I remember. . .
I would totally be the kind of person who would say “I’ll never do that again!” If I did something new that I thought would be the same hassle time and time again, but more likely I’d have some idea of where it went wrong and I’d be open to doing it again. I can’t say I’ve been in that situation very much though – at least, not that I remember.
The one time I remember, my wife and I were swimming in the river. This is before we got married. I think we swam downstream a ways, and then we had to come back upstream and we had to walk through this slippery, rocky area beneath one of the bridges and it was so treacherous that we had to hold onto each other to keep from killing ourselves, and I was like, “let’s not do that again.” Needless to say, she agreed.

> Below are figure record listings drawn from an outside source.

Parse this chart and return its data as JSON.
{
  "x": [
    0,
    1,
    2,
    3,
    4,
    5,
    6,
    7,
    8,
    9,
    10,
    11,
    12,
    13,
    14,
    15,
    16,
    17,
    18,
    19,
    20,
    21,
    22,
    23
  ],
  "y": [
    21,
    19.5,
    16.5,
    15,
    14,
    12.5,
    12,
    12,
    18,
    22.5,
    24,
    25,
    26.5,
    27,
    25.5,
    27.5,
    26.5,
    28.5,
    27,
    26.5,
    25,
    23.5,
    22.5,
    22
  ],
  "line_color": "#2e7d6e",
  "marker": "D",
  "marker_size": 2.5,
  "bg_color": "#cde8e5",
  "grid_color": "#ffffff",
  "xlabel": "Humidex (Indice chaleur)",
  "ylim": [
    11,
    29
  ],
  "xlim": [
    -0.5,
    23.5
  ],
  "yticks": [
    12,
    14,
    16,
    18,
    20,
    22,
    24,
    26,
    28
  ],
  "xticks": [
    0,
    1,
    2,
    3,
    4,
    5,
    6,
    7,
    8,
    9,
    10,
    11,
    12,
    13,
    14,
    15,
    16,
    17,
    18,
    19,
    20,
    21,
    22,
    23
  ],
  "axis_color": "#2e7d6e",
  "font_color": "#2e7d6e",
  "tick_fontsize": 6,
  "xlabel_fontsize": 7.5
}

Then we went to this Chinese buffet in town and they always have the most horrible food – obviously the last time we were there was not the first time – but the last time was the last straw. I said, “I don’t know why we keep coming here. The food is disgusting. The meat in the stir-fry bar is obviously old, don’t bother. I swear, don’t ever ask to come here again, because I never want to come back.”
As open-minded as I can be, I can definitely hold a grudge, too. Let that be a warning!
This post was prompted by today’s Daily Post prompt and their Weekly Writing Challenge.
Two things: ive been vegetarian since age 12 ..ill never eat meat again: and one more thing that caused a terminal illness around the same age .ILL NEVER DO AGAIN…other than that lets strap on the parachutes and JUMP!
There. You. GO!!
(That’s Tony Robbins, right?)
I try not to say never to any experience life flings at me. Still………..I am absolutely petrified of the dark. Not the boogie-man sort of murky dark, but utter darkness. I feel like I am smothering, and even though I know I’m not, that I’ll be fine if I just breathe and wait, my reaction is visceral. Instantaneous. Totally unstoppable. So, I do try to avoid situations that could put me in total darkness…………unless it’s riding an elevator or the subway, where everyone will have phones until we can get out.
You can’t be blamed for fear of the dark; I think at some level it’s programmed into our brains.